5. Interessant is de uitspraak ten slotte ook om het volgende. Reeds besproken is dat de ABRvS overwoog dat het realiseren van de Groen Label-stal (op 23 december 2010) leidde tot een ingrijpende wijziging in de bedrijfsvoering. Desalniettemin stelt de ABRvS vervolgens, als handreiking voor de wijze waarop de nieuw aan te vragen NB-wetvergunning getoetst zou moeten worden, dat bij de beoordeling of sprake is van een toename van stikstofdepositie, de vergunde situatie vóór de relevante peildatum (zie hiervoor) bepalend is. In dit geval betrof het een Hinderwetvergunning die in 1976 (!) was verleend. Op grond van deze Hinderwetvergunning was een ammoniakemissie van 1740 kg per jaar toegestaan, terwijl de omvang van de ammoniakemissie in 2004 reeds was teruggebracht naar 750 kg per jaar. Voor deze laatste vergunde situatie werd de toelaatbaarheid onder de NB-wet 1998 beoordeeld. Uitgaande van de relevante peildatum van 24 maart 2000, stelt de ABRvS vervolgens vast dat uit een vergelijking tussen de vergunde situatie uit 1976 met de thans aangevraagde situatie blijkt dat de ammoniakemissie van de nertsenhouderij, en daarmee dus ook de ammoniakdepositie van de nertsenhouderij op het Natura 2000-gebied, afneemt.

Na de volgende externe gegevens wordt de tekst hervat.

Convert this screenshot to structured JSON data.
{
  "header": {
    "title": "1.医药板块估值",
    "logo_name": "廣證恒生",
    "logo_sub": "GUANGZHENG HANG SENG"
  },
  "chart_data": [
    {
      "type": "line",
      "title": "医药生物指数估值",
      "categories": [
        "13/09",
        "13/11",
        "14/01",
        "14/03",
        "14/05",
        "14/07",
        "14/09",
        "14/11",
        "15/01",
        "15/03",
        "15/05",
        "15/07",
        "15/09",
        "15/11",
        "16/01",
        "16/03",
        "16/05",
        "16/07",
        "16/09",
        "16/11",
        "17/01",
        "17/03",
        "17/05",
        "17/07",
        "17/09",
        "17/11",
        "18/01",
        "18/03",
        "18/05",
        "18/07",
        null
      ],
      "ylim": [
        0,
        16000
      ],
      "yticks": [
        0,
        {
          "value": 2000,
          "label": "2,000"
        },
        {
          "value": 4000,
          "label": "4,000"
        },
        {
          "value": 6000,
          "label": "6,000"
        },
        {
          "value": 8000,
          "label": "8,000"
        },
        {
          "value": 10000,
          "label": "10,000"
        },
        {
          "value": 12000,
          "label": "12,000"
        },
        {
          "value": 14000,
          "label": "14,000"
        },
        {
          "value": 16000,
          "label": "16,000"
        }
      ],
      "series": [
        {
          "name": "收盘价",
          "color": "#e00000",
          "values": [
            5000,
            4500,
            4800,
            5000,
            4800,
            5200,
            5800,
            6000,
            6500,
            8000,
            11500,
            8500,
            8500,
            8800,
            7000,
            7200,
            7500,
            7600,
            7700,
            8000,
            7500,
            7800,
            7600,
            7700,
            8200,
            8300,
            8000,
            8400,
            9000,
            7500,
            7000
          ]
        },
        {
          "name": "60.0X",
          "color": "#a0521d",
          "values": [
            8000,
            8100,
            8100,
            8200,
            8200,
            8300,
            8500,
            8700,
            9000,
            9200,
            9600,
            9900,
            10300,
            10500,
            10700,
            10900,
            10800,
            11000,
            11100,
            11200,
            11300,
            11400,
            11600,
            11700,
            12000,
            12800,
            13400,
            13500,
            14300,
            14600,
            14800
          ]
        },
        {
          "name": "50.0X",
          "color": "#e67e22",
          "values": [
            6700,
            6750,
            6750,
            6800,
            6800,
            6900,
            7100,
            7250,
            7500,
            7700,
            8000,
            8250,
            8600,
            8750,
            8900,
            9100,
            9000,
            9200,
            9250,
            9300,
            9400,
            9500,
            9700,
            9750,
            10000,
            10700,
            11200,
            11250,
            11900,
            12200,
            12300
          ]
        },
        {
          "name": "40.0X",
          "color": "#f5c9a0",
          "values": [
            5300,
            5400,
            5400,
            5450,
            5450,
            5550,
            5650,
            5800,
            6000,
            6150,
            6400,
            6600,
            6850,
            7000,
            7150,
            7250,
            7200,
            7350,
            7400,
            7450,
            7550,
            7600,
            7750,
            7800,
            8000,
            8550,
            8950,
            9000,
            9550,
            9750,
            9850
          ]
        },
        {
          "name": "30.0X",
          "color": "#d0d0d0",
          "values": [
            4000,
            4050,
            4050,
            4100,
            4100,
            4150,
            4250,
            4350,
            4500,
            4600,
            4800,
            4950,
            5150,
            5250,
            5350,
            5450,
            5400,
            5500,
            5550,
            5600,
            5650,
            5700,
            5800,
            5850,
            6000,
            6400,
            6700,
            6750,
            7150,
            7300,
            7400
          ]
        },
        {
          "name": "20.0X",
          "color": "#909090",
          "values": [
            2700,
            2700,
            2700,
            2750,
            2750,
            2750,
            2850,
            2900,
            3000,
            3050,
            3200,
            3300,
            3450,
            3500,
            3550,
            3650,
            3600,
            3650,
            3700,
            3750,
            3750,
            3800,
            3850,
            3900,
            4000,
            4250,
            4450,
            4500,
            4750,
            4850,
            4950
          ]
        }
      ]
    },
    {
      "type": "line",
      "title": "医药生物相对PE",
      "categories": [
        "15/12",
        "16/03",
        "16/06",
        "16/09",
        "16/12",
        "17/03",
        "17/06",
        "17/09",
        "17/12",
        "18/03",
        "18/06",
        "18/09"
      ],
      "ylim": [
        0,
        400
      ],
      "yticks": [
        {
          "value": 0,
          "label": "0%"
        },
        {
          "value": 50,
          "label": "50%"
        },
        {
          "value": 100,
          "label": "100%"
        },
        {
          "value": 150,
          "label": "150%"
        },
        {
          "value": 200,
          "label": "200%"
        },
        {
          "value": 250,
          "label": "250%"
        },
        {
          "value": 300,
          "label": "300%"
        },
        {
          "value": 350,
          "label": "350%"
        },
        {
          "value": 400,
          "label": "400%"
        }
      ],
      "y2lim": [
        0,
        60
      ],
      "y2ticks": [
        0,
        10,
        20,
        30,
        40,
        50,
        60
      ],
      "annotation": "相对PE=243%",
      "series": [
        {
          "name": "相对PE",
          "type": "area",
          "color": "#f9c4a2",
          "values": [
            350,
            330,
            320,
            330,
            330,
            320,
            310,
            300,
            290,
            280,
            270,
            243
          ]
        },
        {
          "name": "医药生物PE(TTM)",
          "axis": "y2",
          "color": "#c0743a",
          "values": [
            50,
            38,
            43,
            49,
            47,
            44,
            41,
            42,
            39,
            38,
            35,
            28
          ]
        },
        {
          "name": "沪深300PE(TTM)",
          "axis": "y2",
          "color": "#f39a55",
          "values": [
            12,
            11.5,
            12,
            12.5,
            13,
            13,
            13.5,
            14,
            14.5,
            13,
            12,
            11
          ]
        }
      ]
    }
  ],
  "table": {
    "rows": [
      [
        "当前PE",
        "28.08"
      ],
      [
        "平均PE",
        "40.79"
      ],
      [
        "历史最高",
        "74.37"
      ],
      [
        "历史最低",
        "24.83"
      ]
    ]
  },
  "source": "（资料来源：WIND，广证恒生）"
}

Op zichzelf een zuivere benadering en uiteraard gunstig voor degene die een bepaalde activiteit al geruime tijd onderneemt. Toch heeft het ergens ook wel iets opmerkelijks dat de ABRvS kennelijk niet van belang acht of de voor de relevante peildatum toegestane activiteit na de peildatum wezenlijk is veranderd. Voorstelbaar zou ook zijn dat de ABRvS alleen effecten, veroorzaakt door een bepaald project vóór de relevante peildatum, ook nadien aanvaardbaar acht, mits het project niet wezenlijk verandert. Aan de andere kant sluit deze benaderingswijze wel aan bij de manier waarop de ABRvS bijvoorbeeld de aanvaardbaarheid van een mitigerende maatregel in de vorm van intrekking van een eerder verleende vergunning beschouwt. Immers, ook dan is mitigatie toelaatbaar wanneer effecten van een eerder vergund project ten opzichte van het aangevraagde project gelijk blijven of verminderen. De aard van het eerdere project is daarbij niet relevant. Ook dat is wel weer te verklaren; het gaat onder de NB-wet 1998 immers om de aanvaardbaarheid van effecten, en niet om de aanvaardbaarheid van projecten an sich.